Rice opens his Bible to Romans 8:38 and reads aloud: “For I am convinced that neither death, nor life, nor angels, nor principalities, nor present things, nor future things, nor powers, nor height, nor depth, nor any other creature will be able to separate us from the love of God in Christ Jesus our Lord.”

Donald Reese is beginning to calm. But the cycle of agitation begins again each time he makes a telephone call to a relative or friend.

There also are calls from reporters. What will you do, one asks, when you are taken to the execution chamber?

“I’m going to laugh at them,” Reese responds. “The Lord will punish them in his own way, whoever pushes the button.”

Rice says to Donald Reese: “Donald, tell me if I’m right or wrong. Prosecutors go way over there and make you look like the most evil person in the world. And the lawyers go way over here and try to make you look like you’re the next thing to a saint. The truth lies somewhere in between, doesn’t it?”

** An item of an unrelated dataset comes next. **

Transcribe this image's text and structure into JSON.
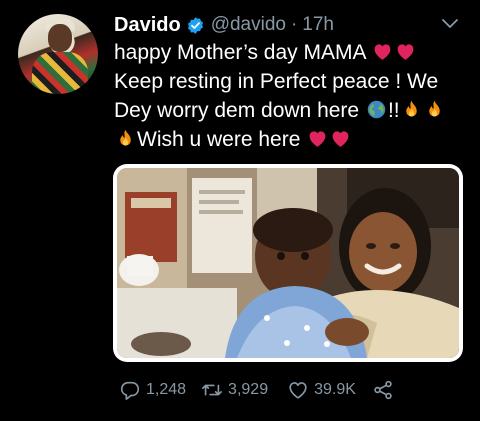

“Yes,” Donald Reese replies, then changes the subject.

The clock creeps toward 9 p.m. Still no word from the governor.

“If any case gets relief, this one ought to,” he says optimistically.

His thoughts are scattered. He wanders back to the summer of 1955. He is growing up on the Grand River, near Brunswick in central Missouri.

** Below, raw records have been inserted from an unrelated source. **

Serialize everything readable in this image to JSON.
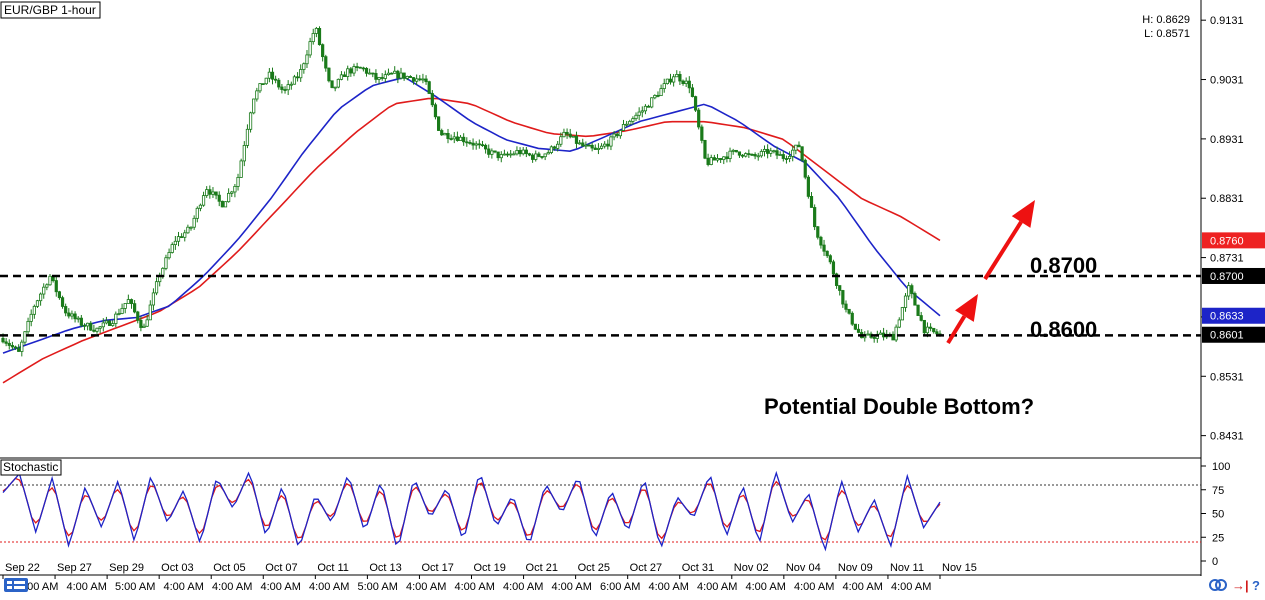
{
  "window": {
    "symbol_label": "EUR/GBP 1-hour",
    "high_label": "H: 0.8629",
    "low_label": "L: 0.8571"
  },
  "colors": {
    "candle": "#1a7a1a",
    "ma_fast": "#1d24c8",
    "ma_slow": "#e01b1b",
    "stoch_k": "#1d24c8",
    "stoch_d": "#e01b1b",
    "annotation_arrow": "#ee1111",
    "price_tag_red": "#ee2222",
    "price_tag_black": "#000000",
    "price_tag_blue": "#1d24c8"
  },
  "chart_data": [
    {
      "type": "line",
      "panel": "price",
      "title": "EUR/GBP 1-hour",
      "xlabel": "",
      "ylabel": "",
      "ylim": [
        0.8395,
        0.9165
      ],
      "y_ticks": [
        "0.9131",
        "0.9031",
        "0.8931",
        "0.8831",
        "0.8731",
        "0.8631",
        "0.8531",
        "0.8431"
      ],
      "x_labels": [
        "Sep 22",
        "Sep 27",
        "Sep 29",
        "Oct 03",
        "Oct 05",
        "Oct 07",
        "Oct 11",
        "Oct 13",
        "Oct 17",
        "Oct 19",
        "Oct 21",
        "Oct 25",
        "Oct 27",
        "Oct 31",
        "Nov 02",
        "Nov 04",
        "Nov 09",
        "Nov 11",
        "Nov 15"
      ],
      "x_time_labels": [
        "4:00 AM",
        "4:00 AM",
        "5:00 AM",
        "4:00 AM",
        "4:00 AM",
        "4:00 AM",
        "4:00 AM",
        "5:00 AM",
        "4:00 AM",
        "4:00 AM",
        "4:00 AM",
        "4:00 AM",
        "6:00 AM",
        "4:00 AM",
        "4:00 AM",
        "4:00 AM",
        "4:00 AM",
        "4:00 AM",
        "4:00 AM"
      ],
      "price_path": [
        0.8595,
        0.857,
        0.865,
        0.87,
        0.864,
        0.862,
        0.861,
        0.8625,
        0.866,
        0.861,
        0.87,
        0.876,
        0.878,
        0.885,
        0.882,
        0.886,
        0.9,
        0.904,
        0.901,
        0.904,
        0.912,
        0.901,
        0.9045,
        0.905,
        0.903,
        0.904,
        0.9035,
        0.903,
        0.894,
        0.8935,
        0.8925,
        0.891,
        0.89,
        0.891,
        0.89,
        0.891,
        0.894,
        0.892,
        0.891,
        0.893,
        0.896,
        0.898,
        0.901,
        0.904,
        0.902,
        0.889,
        0.89,
        0.891,
        0.89,
        0.891,
        0.89,
        0.892,
        0.878,
        0.872,
        0.864,
        0.8595,
        0.86,
        0.8598,
        0.868,
        0.861,
        0.8601
      ],
      "ma_fast": [
        0.857,
        0.859,
        0.861,
        0.8625,
        0.863,
        0.865,
        0.87,
        0.876,
        0.883,
        0.891,
        0.898,
        0.902,
        0.9035,
        0.9,
        0.896,
        0.893,
        0.8915,
        0.891,
        0.8935,
        0.896,
        0.8975,
        0.899,
        0.896,
        0.892,
        0.889,
        0.883,
        0.875,
        0.868,
        0.8633
      ],
      "ma_slow": [
        0.852,
        0.856,
        0.859,
        0.8615,
        0.864,
        0.868,
        0.874,
        0.881,
        0.888,
        0.894,
        0.899,
        0.9,
        0.899,
        0.896,
        0.894,
        0.8935,
        0.8945,
        0.896,
        0.896,
        0.895,
        0.893,
        0.888,
        0.883,
        0.88,
        0.876
      ],
      "levels": [
        {
          "value": 0.87,
          "label": "0.8700"
        },
        {
          "value": 0.86,
          "label": "0.8600"
        }
      ],
      "price_tags": [
        {
          "value": 0.876,
          "label": "0.8760",
          "color": "#ee2222"
        },
        {
          "value": 0.87,
          "label": "0.8700",
          "color": "#000000"
        },
        {
          "value": 0.8633,
          "label": "0.8633",
          "color": "#1d24c8"
        },
        {
          "value": 0.8601,
          "label": "0.8601",
          "color": "#000000"
        }
      ],
      "annotation": "Potential Double Bottom?",
      "grid": false
    },
    {
      "type": "line",
      "panel": "stochastic",
      "title": "Stochastic",
      "ylim": [
        0,
        100
      ],
      "y_ticks": [
        "100",
        "75",
        "50",
        "25",
        "0"
      ],
      "reference_levels": [
        80,
        20
      ],
      "k_values": [
        72,
        92,
        30,
        88,
        15,
        78,
        35,
        85,
        20,
        90,
        40,
        75,
        18,
        88,
        55,
        95,
        25,
        80,
        12,
        70,
        40,
        92,
        30,
        85,
        10,
        88,
        45,
        78,
        20,
        95,
        35,
        70,
        15,
        82,
        50,
        90,
        22,
        75,
        30,
        88,
        12,
        68,
        45,
        92,
        25,
        80,
        18,
        95,
        40,
        72,
        10,
        85,
        30,
        65,
        15,
        90,
        35,
        62
      ]
    }
  ]
}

Donald Reese can’t resist rowing their small boat out into the river, and he falls into the murky water. He reaches for the boat, but the current carries it away. His brother, Gerald, on the shore, calls up to the house for help, but no one comes.

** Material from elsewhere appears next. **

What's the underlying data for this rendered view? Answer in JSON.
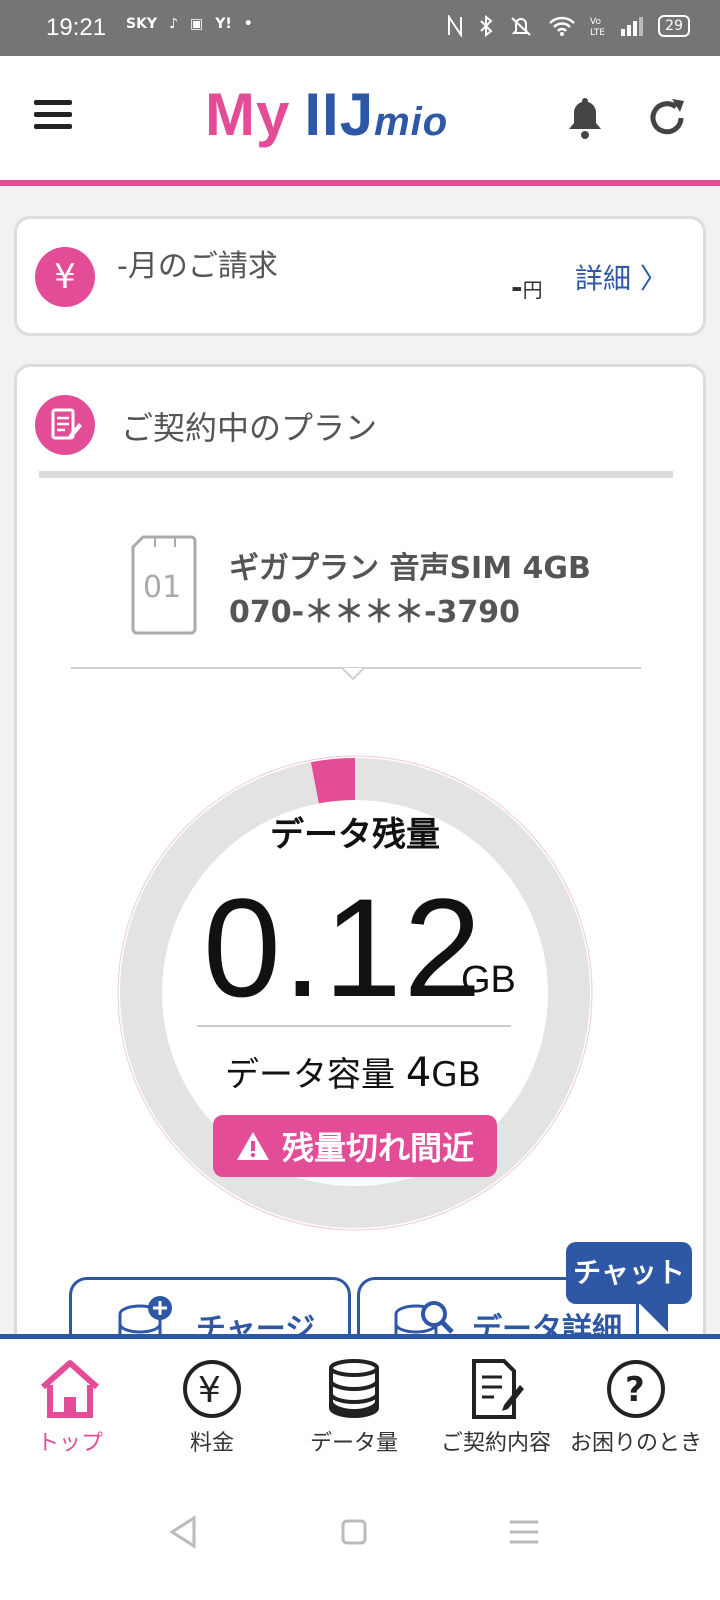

Gerald jumps into the water, grabs the boat and rows toward his younger brother. With all his strength, Gerald pulls Donald to safety.

Gerald also is there several weeks later when Reese slips into the river while trying to retrieve his toy sailboat. Reese splashes wildly but is unable to stay afloat. He feels himself sinking. Refusing to give up, he reaches up one more time. Gerald grabs his hand and pulls him to shore.

Forty-two years later, Donald Reese snaps out of his reverie. “Guess no one can save me this time,” he says, his voice trailing off.

At 10:30 p.m., a guard announces that Reese has a phone call. It’s his attorney; the governor has refused clemency. Rice is gone. A prison psychologist tries to comfort the condemned man.

Time seems to pick up speed.

Donald Reese’s hands and legs are shackled about 11:30 p.m. for the walk to the execution chamber–an 11-by-14-foot, hospital-white room with a gurney and a sink.

There, he’s told to lie on the gurney while a prison official tightens the leather straps across his heaving chest, arms and thighs. An IV is put in his arm. A heart monitor is attached to his chest. The lines are threaded through a hole in the wall to a room where the executioner stands by. A white sheet with tight hospital corners is pulled up to his neck.

At 11:55 p.m., the prison superintendent arrives. He reads the execution warrant and asks if Reese has any last words.

Donald Reese’s reply: “I love everybody.”

Then he is left alone in the room.

Minutes later, the white mini-blinds open, allowing his family, as well as witnesses for the state, to look in. No one is there to represent the victims.

Donald Reese turns his head to his right and looks at his son, Shawn.

A prison official announces that the first chemical–sodium Pentothal, which will render him unconscious–is being administered through the IV. Reese blinks rapidly as it begins flowing into his vein. His chest rises four times. He coughs. He breathes deeply and coughs again. After 45 seconds, he no longer moves.

His family stares blankly as he drifts away.

Word comes one minute later that the second drug–panchromium bromide, which stops his breathing–is being administered. And then the final drug–potassium chloride, which stops his heart.

A doctor watches in a neighboring room as the heart monitor flat-lines. At 12:05 a.m. on Aug. 13, 1997, Donald Reese is pronounced dead.